研究課題
基盤研究(C)
乳癌の発生、進展に重要なエストロゲン受容体(ER)はエストロゲンだけでなく増殖因子によるリン酸化を介した経路など複数のシグナルカスケードによって活性化され、その制御は癌細胞をとりまく微小環境に依存する。また、閉経後の乳癌では腫瘍周辺の間質線維芽細胞がアロマターゼを発現し、局所的にエストロゲンを供給することからこれを標的としたアロマターゼ阻害剤が開発され広く施行されている。われわれは多様化するホルモン療法の奏効性予測を目指し、ERE(estrogen responsive element)を転写調節領域に繋いだGFP遺伝子をヒト乳癌細胞MCF-7に安定導入してエストロゲンシグナルのレポーター細胞株を樹立し、乳癌の間質線維芽細胞が示す総合的なER活性化能をGFPの発現により個々の症例について定量する系を開発した。その結果、間質線維芽細胞によるER活性化能は1)個々の症例によって異なること、2)閉経後に発症した乳癌では閉経前より高いこと、3)Grade 3の乳癌ではGrade 1、2より著しく低いことを明らかにした。今年度はER活性化能の高い群では微小環境において重要であることが報告されたα-smooth muscle actin(α-SMA)の発現の高い間質線維芽細胞ほどER活性化能も高い傾向にあることを明らかにした。

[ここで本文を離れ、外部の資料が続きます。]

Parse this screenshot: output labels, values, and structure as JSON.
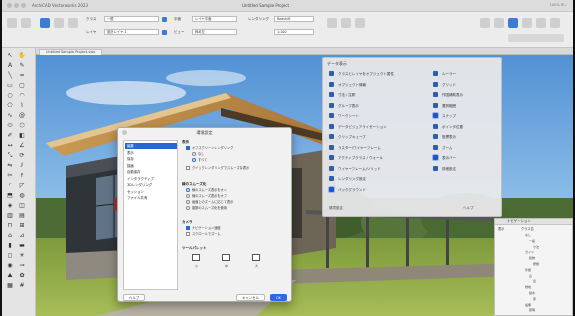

さらに、微小環境中にはEREを介さないシグナルによる増殖促進活性があることが示唆されたため、乳癌組織の上清を用いてMCF-7-E10乳癌細胞に対する増殖促進活性を検討した結果、1)抗エストロゲン剤では阻害されない増殖促進活性を示す症例があること、2)腫瘍径の大きな乳癌ではこの活性が高いこと、3)抗体による解析から少なくともその一部にHGFが関与すること、4)HGF濃度と増殖促進活性は相関することを明らかにした。今後は個々の症例に適切な治療の選択を目指し、間質線維芽細胞の特性の解明を研究課題とする。